Building a modern AI application involves choosing components for your "Context Stack":

  • Orchestration Framework: A library like LangChain, LlamaIndex, or Microsoft's Semantic Kernel that provides the tools to build and chain together the other components.
  • Language Model (LLM): The "brain" of the operation (e.g., GPT-4, Gemini, Llama 3).
  • Embedding Model: A specialized model used to turn text into vectors for semantic search.
  • Vector Database: A database optimized for storing and querying vectors (e.g., Pinecone, Chroma, Weaviate).

Implementation: Anatomy of a Modern Prompt

A "prompt" in a context-engineered system is not a single sentence. It's a complex template assembled from multiple components:


You are a helpful AI assistant. You must answer questions based ONLY on the provided context.



- Document 1: Context Engineering is the discipline of...
- Document 2: The RAG pipeline consists of...



Human: What is Context Engineering?
AI: It is the discipline of designing the informational ecosystem for an AI.



Based on the documents, what are the steps in the RAG pipeline?

Implementation: Evaluation

How do you know if your context engineering efforts are working? You must measure them. Evaluation in RAG and Agentic systems is a complex but critical field. Frameworks like RAGAs (Retrieval-Augmented Generation Assessment) help measure key metrics:

  • Faithfulness: How factually consistent is the answer with the provided context?
  • Answer Relevancy: How relevant is the answer to the user's query?
  • Context Precision & Recall: How relevant and comprehensive was the information retrieved by the RAG system?

Advanced: Advanced RAG Techniques

Basic RAG is powerful, but the state-of-the-art has evolved:

  • Hybrid Search: Combining traditional keyword search with semantic vector search to get the best of both worlds.
  • Re-ranking: Using a secondary, more powerful model to re-rank the initial set of retrieved documents for better relevance.
  • Query Transformation: Using an LLM to refine or expand a user's query before sending it to the retrieval system, or breaking a complex query into multiple sub-queries.

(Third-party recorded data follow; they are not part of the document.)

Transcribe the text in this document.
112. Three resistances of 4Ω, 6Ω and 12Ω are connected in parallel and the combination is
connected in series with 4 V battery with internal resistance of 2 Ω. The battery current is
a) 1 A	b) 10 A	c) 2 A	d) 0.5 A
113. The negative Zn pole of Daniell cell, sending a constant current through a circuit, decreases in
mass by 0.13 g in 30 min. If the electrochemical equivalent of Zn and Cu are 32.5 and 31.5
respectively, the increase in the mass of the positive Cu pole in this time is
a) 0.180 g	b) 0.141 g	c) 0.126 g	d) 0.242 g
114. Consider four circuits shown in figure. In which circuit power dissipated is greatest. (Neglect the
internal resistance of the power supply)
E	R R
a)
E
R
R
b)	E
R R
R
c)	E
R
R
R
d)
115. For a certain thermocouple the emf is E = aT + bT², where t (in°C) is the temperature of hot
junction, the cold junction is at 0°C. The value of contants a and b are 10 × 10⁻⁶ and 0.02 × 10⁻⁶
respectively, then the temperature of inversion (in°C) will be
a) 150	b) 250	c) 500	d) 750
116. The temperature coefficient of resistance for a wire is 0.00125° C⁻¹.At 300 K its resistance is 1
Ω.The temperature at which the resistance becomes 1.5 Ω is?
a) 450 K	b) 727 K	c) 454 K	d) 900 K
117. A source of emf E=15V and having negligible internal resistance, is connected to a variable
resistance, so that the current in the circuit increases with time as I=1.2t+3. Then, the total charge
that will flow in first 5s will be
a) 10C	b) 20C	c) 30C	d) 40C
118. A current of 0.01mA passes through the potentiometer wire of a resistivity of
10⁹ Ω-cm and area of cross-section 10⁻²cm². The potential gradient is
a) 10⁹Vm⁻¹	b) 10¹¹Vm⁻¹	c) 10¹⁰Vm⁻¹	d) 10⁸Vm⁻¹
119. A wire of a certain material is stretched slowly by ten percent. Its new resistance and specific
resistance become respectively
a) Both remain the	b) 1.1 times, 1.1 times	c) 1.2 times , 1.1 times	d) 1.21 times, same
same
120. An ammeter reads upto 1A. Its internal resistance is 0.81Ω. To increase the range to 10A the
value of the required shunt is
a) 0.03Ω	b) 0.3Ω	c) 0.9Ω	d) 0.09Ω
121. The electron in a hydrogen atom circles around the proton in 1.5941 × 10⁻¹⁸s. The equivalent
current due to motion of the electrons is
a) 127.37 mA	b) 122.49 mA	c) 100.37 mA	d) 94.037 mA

Advanced: Multi-Agent Systems

The next frontier is creating systems of multiple, specialized AI agents that collaborate to solve complex problems. For example, a "research team" might consist of a planning agent that breaks down a task, several worker agents that perform searches and analysis in parallel, and a final consolidation agent that synthesizes the results into a single report. The context for each agent must be carefully engineered to facilitate this collaboration.

Related: Vibe Coding

As context engineering tools and frameworks become more powerful, the human interaction style with AI evolves. Vibe Coding describes the fluid, conversational, and high-level development process where the human provides the "vibe" or strategic goal, and the AI handles the low-level implementation. It's a creative partnership enabled by the robust, context-aware systems we are now able to build.